Coronavirus Opens Doors to Scams
Below are some links to valuable resources to keep you safe and informed:
The Coronavirus (COVID-19) has been a windfall for fraudsters as they exploit the global thirst for knowledge on the virus. Fraudsters have launched Coronavirus themed phishing attacks to deliver malware – typically credential-stealing banking Trojans. The phishing emails purport to be from the Centers for Disease Control (CDC) and the World Health Organization (WHO). Fraudsters have also created fake websites to exploit Johns Hopkins University’s interactive Coronavirus dashboard to spread malware.
Fraudsters are exploiting the global thirst for knowledge about the virus by launching Coronavirus-themed phishing attacks to spread credential stealing malware. The emails, which contain an infected attachment or a link to a malicious website, are made to appear like they come from the CDC or the WHO. The WHO posted an article on its website warning users of this scam.
Fraudsters have also exploited Johns Hopkins University’s interactive Coronavirus dashboard containing an interactive map that tracks Coronavirus statistics by region. Cybersecurity firms have identified several fake Coronavirus interactive maps that infect user devices with credential-stealing malware. Fraudsters are circulating links to these malicious websites containing Coronavirus maps through social media and phishing emails.

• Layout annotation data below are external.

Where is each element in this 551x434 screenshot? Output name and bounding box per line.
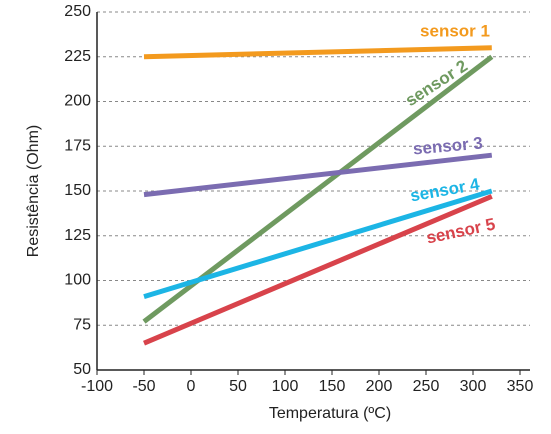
series-label: sensor 1 <box>420 21 490 40</box>
y-tick-label: 200 <box>64 93 91 110</box>
y-tick-label: 125 <box>64 227 91 244</box>
series-line <box>143 188 493 300</box>
y-tick-label: 225 <box>64 48 91 65</box>
series-label: sensor 3 <box>412 133 483 158</box>
y-tick-label: 150 <box>64 182 91 199</box>
x-tick-label: 150 <box>319 378 346 395</box>
y-tick-label: 50 <box>73 361 91 378</box>
y-tick-label: 250 <box>64 3 91 20</box>
x-tick-label: 200 <box>366 378 393 395</box>
x-tick-label: 300 <box>460 378 487 395</box>
series-line <box>143 45 492 60</box>
x-tick-label: -100 <box>81 378 113 395</box>
x-tick-label: 350 <box>507 378 534 395</box>
y-axis-label: Resistência (Ohm) <box>25 125 42 257</box>
x-tick-label: -50 <box>132 378 155 395</box>
x-tick-label: 50 <box>229 378 247 395</box>
series-label: sensor 4 <box>409 174 482 205</box>
y-tick-label: 100 <box>64 272 91 289</box>
x-tick-label: 250 <box>413 378 440 395</box>
series-line <box>143 194 493 346</box>
x-axis-label: Temperatura (ºC) <box>269 405 391 422</box>
series-line <box>143 152 493 198</box>
x-tick-label: 100 <box>272 378 299 395</box>
x-tick-label: 0 <box>187 378 196 395</box>
y-tick-label: 175 <box>64 137 91 154</box>
y-tick-label: 75 <box>73 316 91 333</box>
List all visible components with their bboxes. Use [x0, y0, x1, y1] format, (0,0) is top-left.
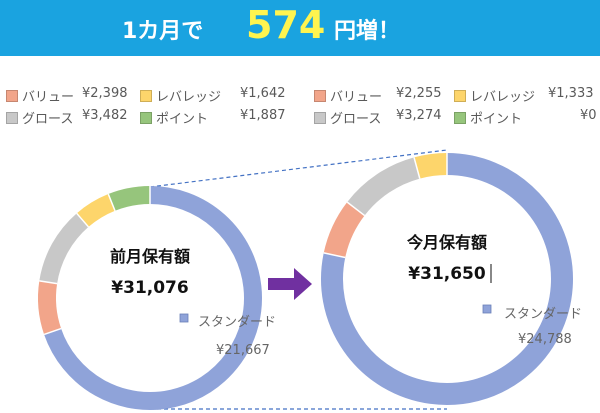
legend-value: ¥2,255: [396, 86, 442, 101]
slice-separator: [413, 157, 421, 179]
donut-slice-standard: [321, 153, 573, 405]
arrow-right-icon: [268, 268, 312, 300]
legend-label: バリュー: [330, 90, 383, 105]
slice-separator: [107, 193, 116, 212]
donut-slice-leverage: [76, 194, 116, 228]
slice-separator: [323, 252, 346, 259]
callout-marker: [482, 304, 492, 314]
callout-value: ¥24,788: [518, 332, 572, 347]
donut-slice-value: [38, 280, 62, 335]
legend-label: グロース: [22, 112, 74, 127]
legend-label: バリュー: [22, 90, 75, 105]
donut-slice-point: [108, 186, 151, 211]
legend-value: ¥1,333: [548, 86, 594, 101]
legend-value: ¥2,398: [82, 86, 128, 101]
donut-slice-leverage: [414, 153, 448, 179]
slice-separator: [76, 212, 90, 228]
donut-current-month: [321, 153, 573, 405]
legend-value: ¥3,482: [82, 108, 128, 123]
donut-previous-month: [38, 186, 262, 410]
donut-slice-growth: [39, 213, 89, 284]
legend-label: グロース: [330, 112, 382, 127]
legend-value: ¥3,274: [396, 108, 442, 123]
legend-swatch-point: [454, 112, 466, 124]
legend-label: ポイント: [470, 112, 523, 127]
legend-label: ポイント: [156, 112, 209, 127]
legend-value: ¥1,642: [240, 86, 286, 101]
legend-swatch-value: [314, 90, 326, 102]
callout-marker: [179, 313, 189, 323]
legend-left: バリュー ¥2,398 レバレッジ ¥1,642 グロース ¥3,482 ポイン…: [6, 86, 296, 130]
legend-swatch-leverage: [454, 90, 466, 102]
current-month-title: 今月保有額: [406, 233, 487, 252]
donut-slice-growth: [347, 157, 421, 216]
legend-swatch-point: [140, 112, 152, 124]
legend-swatch-leverage: [140, 90, 152, 102]
legend-right: バリュー ¥2,255 レバレッジ ¥1,333 グロース ¥3,274 ポイン…: [314, 86, 597, 130]
banner-suffix: 円増！: [334, 19, 401, 44]
slice-separator: [346, 201, 366, 217]
legend-label: レバレッジ: [470, 90, 536, 105]
slice-separator: [39, 280, 58, 285]
donut-slice-value: [323, 202, 365, 258]
header-banner: 1カ月で 574 円増！: [0, 0, 600, 56]
previous-month-title: 前月保有額: [110, 247, 190, 266]
callout-value: ¥21,667: [216, 343, 270, 358]
donut-slice-standard: [44, 186, 262, 410]
current-month-total: ¥31,650: [408, 264, 486, 284]
legend-swatch-growth: [6, 112, 18, 124]
connector-line-top: [149, 149, 448, 188]
legend-value: ¥1,887: [240, 108, 286, 123]
banner-amount: 574: [246, 3, 326, 47]
legend-swatch-value: [6, 90, 18, 102]
slice-separator: [43, 327, 62, 336]
callout-label: スタンダード: [504, 307, 582, 322]
legend-swatch-growth: [314, 112, 326, 124]
legend-value: ¥0: [580, 108, 597, 123]
banner-prefix: 1カ月で: [122, 19, 204, 44]
legend-label: レバレッジ: [156, 90, 222, 105]
previous-month-total: ¥31,076: [111, 278, 188, 298]
callout-label: スタンダード: [198, 315, 276, 330]
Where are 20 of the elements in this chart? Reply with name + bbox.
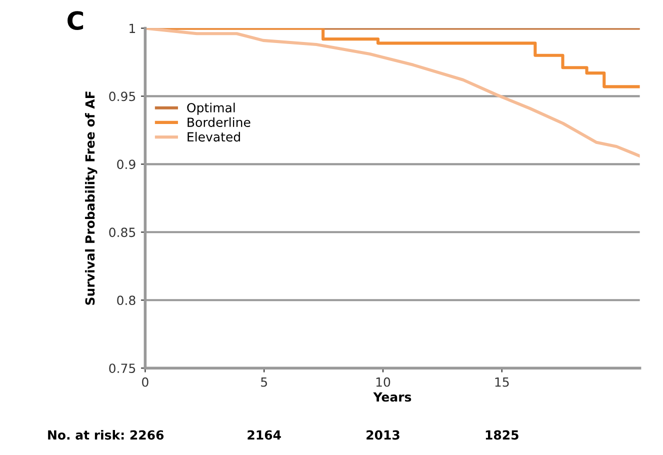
x-tick-label: 5 bbox=[261, 378, 267, 387]
text: 1825 bbox=[486, 430, 518, 440]
text: 2164 bbox=[248, 430, 281, 440]
x-tick-label: 0 bbox=[142, 377, 148, 387]
text: No. at risk: 2266 bbox=[48, 430, 164, 440]
y-tick-label: 0.8 bbox=[117, 296, 136, 306]
y-tick-label: 0.75 bbox=[109, 364, 136, 374]
y-tick-label: 0.95 bbox=[109, 92, 136, 102]
y-axis-title: Survival Probability Free of AF bbox=[85, 92, 98, 305]
y-tick-label: 0.9 bbox=[117, 160, 136, 170]
y-tick-label: 0.85 bbox=[109, 228, 136, 238]
x-tick-label: 10 bbox=[376, 377, 390, 387]
legend-label: Elevated bbox=[188, 132, 240, 142]
x-axis-title: Years bbox=[373, 392, 412, 402]
chart-title: C bbox=[68, 11, 84, 30]
legend-label: Optimal bbox=[187, 102, 235, 115]
legend-label: Borderline bbox=[188, 117, 250, 128]
y-tick-label: 1 bbox=[130, 24, 136, 33]
x-tick-label: 15 bbox=[495, 378, 509, 387]
text: 2013 bbox=[366, 430, 400, 440]
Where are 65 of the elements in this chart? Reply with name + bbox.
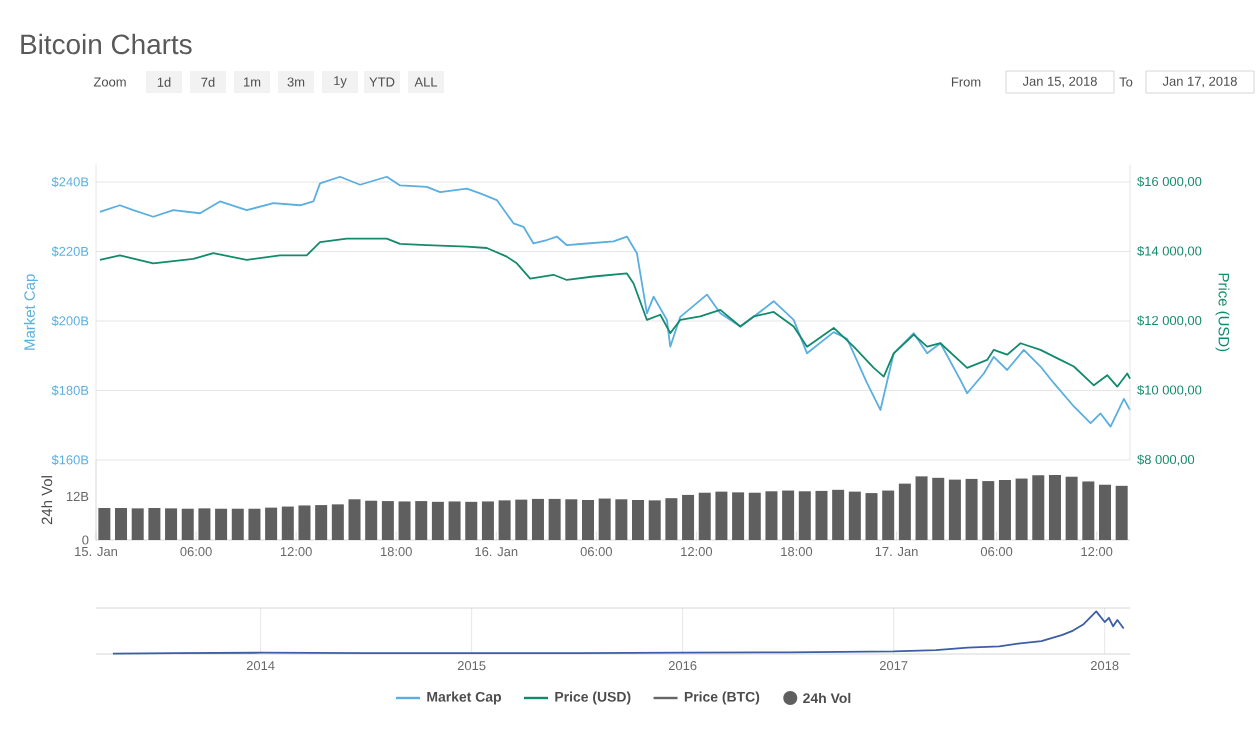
bar	[1048, 474, 1061, 540]
bar	[198, 508, 211, 540]
bar	[465, 501, 478, 540]
bar	[531, 498, 544, 540]
bar	[648, 500, 661, 540]
bar	[965, 478, 978, 540]
bar	[698, 492, 711, 540]
bar	[632, 500, 645, 540]
bar	[898, 483, 911, 540]
bar	[1065, 476, 1078, 540]
bar	[415, 501, 428, 540]
bar	[365, 500, 378, 540]
bar	[498, 500, 511, 540]
bar	[298, 505, 311, 540]
bar	[598, 498, 611, 540]
bar	[581, 500, 594, 540]
bar	[1082, 481, 1095, 540]
bar	[1098, 484, 1111, 540]
bar	[398, 501, 411, 540]
bar	[265, 507, 278, 540]
bar	[832, 489, 845, 540]
bar	[381, 501, 394, 540]
line-series	[99, 175, 1131, 428]
bar	[798, 491, 811, 540]
bar	[165, 508, 178, 540]
line-series	[99, 237, 1131, 388]
bar	[148, 508, 161, 540]
bar	[565, 499, 578, 540]
bar	[748, 492, 761, 540]
bar	[932, 477, 945, 540]
bar	[131, 508, 144, 540]
bar	[515, 499, 528, 540]
bar	[331, 504, 344, 540]
bar	[281, 506, 294, 540]
bar	[548, 498, 561, 540]
bar	[665, 498, 678, 540]
bar	[848, 491, 861, 540]
bar	[882, 490, 895, 540]
bar	[98, 508, 111, 540]
bar	[431, 501, 444, 540]
bar	[815, 490, 828, 540]
bar	[181, 508, 194, 540]
bar	[982, 481, 995, 540]
bar	[1015, 478, 1028, 540]
bar	[231, 508, 244, 540]
bar	[1032, 475, 1045, 540]
chart-title: Bitcoin Charts	[21, 33, 192, 55]
bar	[248, 508, 261, 540]
bar	[948, 479, 961, 540]
bar	[615, 499, 628, 540]
bar	[732, 492, 745, 540]
bar	[782, 490, 795, 540]
bar	[348, 499, 361, 540]
bar	[715, 491, 728, 540]
bar	[865, 493, 878, 540]
bar	[315, 505, 328, 540]
bar	[998, 480, 1011, 540]
bar	[915, 476, 928, 540]
bar	[682, 494, 695, 540]
bar	[115, 508, 128, 540]
bar	[215, 508, 228, 540]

Security blogger Brian Krebs reported several Russian cybercrime forums started selling infection kits that exploits John Hopkins University’s interactive Coronavirus dashboard as part of a Java-based malware deployment scheme.
There have also been reports of other Coronavirus-themed phishing campaigns aiming to spread malware, including:
• Coronavirus advice-themed phishing emails purporting to provide advice on how to protect against the virus. The emails might claim to be from medical experts near Wuhan, China where the Coronavirus started.
• Workplace policy-themed phishing emails about Coronavirus targeting an organization’s employees. For example, the emails may purport to come from the organization’s HR department alerting employees of a new pandemic policy.